Federal Reserve attributes economic contraction partly to Superstorm Sandy
New York (CNNMoney) — The Federal Reserve is blaming the recent economic slowdown on weather and other temporary factors, and plans to keep easy-money policies in place for the foreseeable future.
"Growth in economic activity paused in recent months, in large part because of weather-related disruptions and other transitory factors," the Federal Reserve's policymaking committee said in a statement Wednesday.
The report comes just hours after the Commerce Department said the U.S. economy contracted at the end of 2012, for the first time in three years.
The Fed made no major changes to its policies, opting to keep interest rates near zero. As it did in December, the Fed said it will probably keep rates low until the unemployment rate falls to 6.5% or inflation exceeds 2.5% a year.

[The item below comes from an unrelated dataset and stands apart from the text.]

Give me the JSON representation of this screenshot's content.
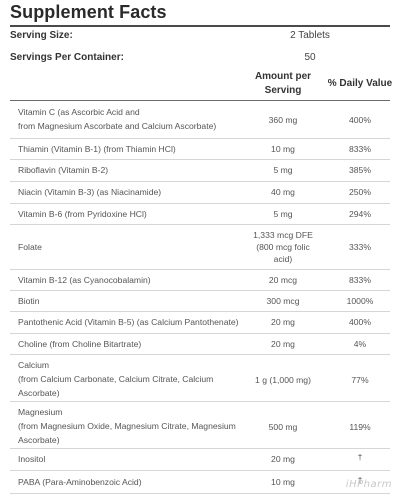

The central bank will also continue buying $40 billion a month in mortgage-backed securities and $45 billion a month in Treasuries. The hope is that those additional purchases will continue to push long-term interest rates even lower.
"Taken together, these actions should maintain downward pressure on longer-term interest rates, support mortgage markets, and help to make broader financial conditions more accommodative," the Fed statement said.
Of the Fed's 12 voting members, only one disagreed with Wednesday's decision. Esther George, president of the Federal Reserve Bank of Kansas City, said she was concerned that the Fed's policies could "increase the risks of future economic and financial imbalances."
In a speech earlier this month, she warned that the Fed's stimulative policies could risk fueling an asset bubble in bonds or farmland, among other things.